In Asteraceae, the pappus is the modified calyx, the part of an individual floret, that surrounds the base of the corolla tube in flower. It functions as a dispersal mechanism for the achenes that contain the seeds.

In Asteraceae, the pappus may be composed of bristles (sometimes feathery), awns, scales, or may be absent, and in some species, is too small to see without magnification. In genera such as Taraxacum or Eupatorium, feathery bristles of the pappus function as a "parachute" which enables the seed to be carried by the wind. In genera such as Bidens the pappus has hooks that function in mechanical dispersal.

The name derives from the Ancient Greek word pappos, Latin pappus, meaning "old man", so used for a plant (assumed to be an Erigeron species) having bristles and also for the woolly, hairy seed of certain plants.

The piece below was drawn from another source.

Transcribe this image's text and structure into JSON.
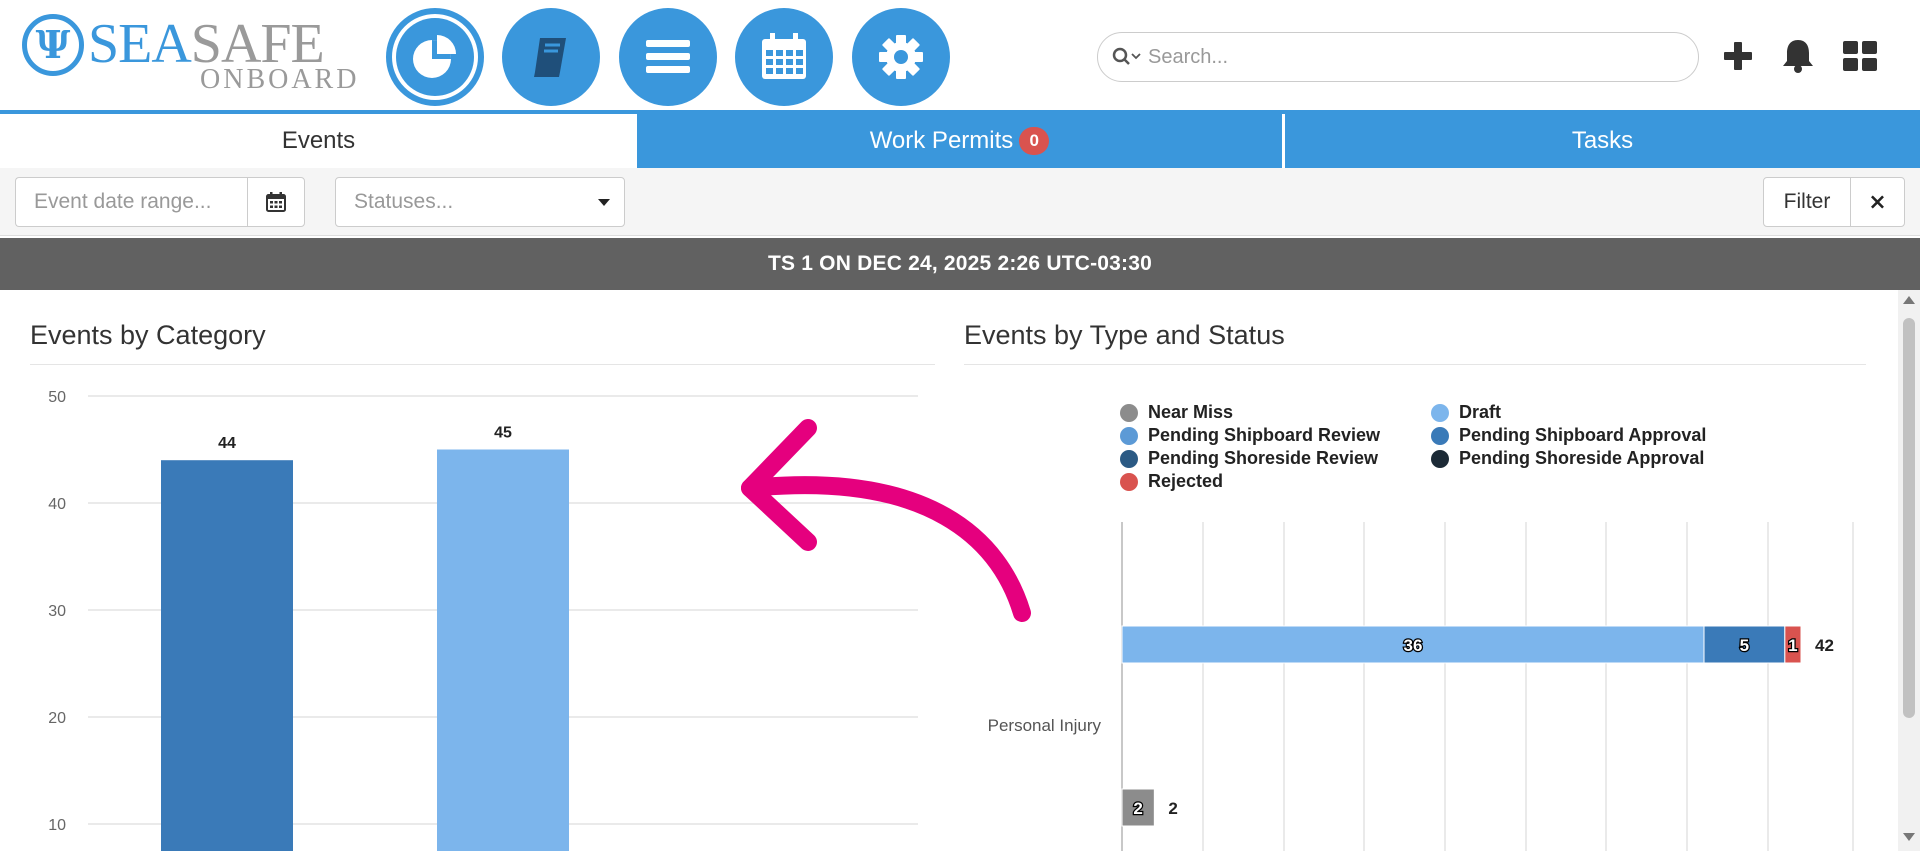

The pappus of the dandelion plays a vital role in the wind-aided dispersal of its seeds. By creating a separated vortex ring in its wake, the flight of the pappus is stabilized and more lift and drag are produced. The pappus also has the property of being able to change its morphology in the presence of moisture in various ways that aid germination. The change of shape can adjust the rate of abscission, allowing increased or decreased germination depending on the favorability of conditions.

==Biomimicry==
The pappus of the dandelion has been studied and reproduced for a variety of applications. It has the ability to retain about 100 times its weight in water and pappus-inspired mechanisms have been proposed and fabricated which would allow highly efficient and specialized liquid transport. Another application of the pappus is in the use of minute airflow detection around walls which is important for measuring small fluctuations in airflow in neonatal incubators or to measure low velocity airflow in heating and ventilation systems.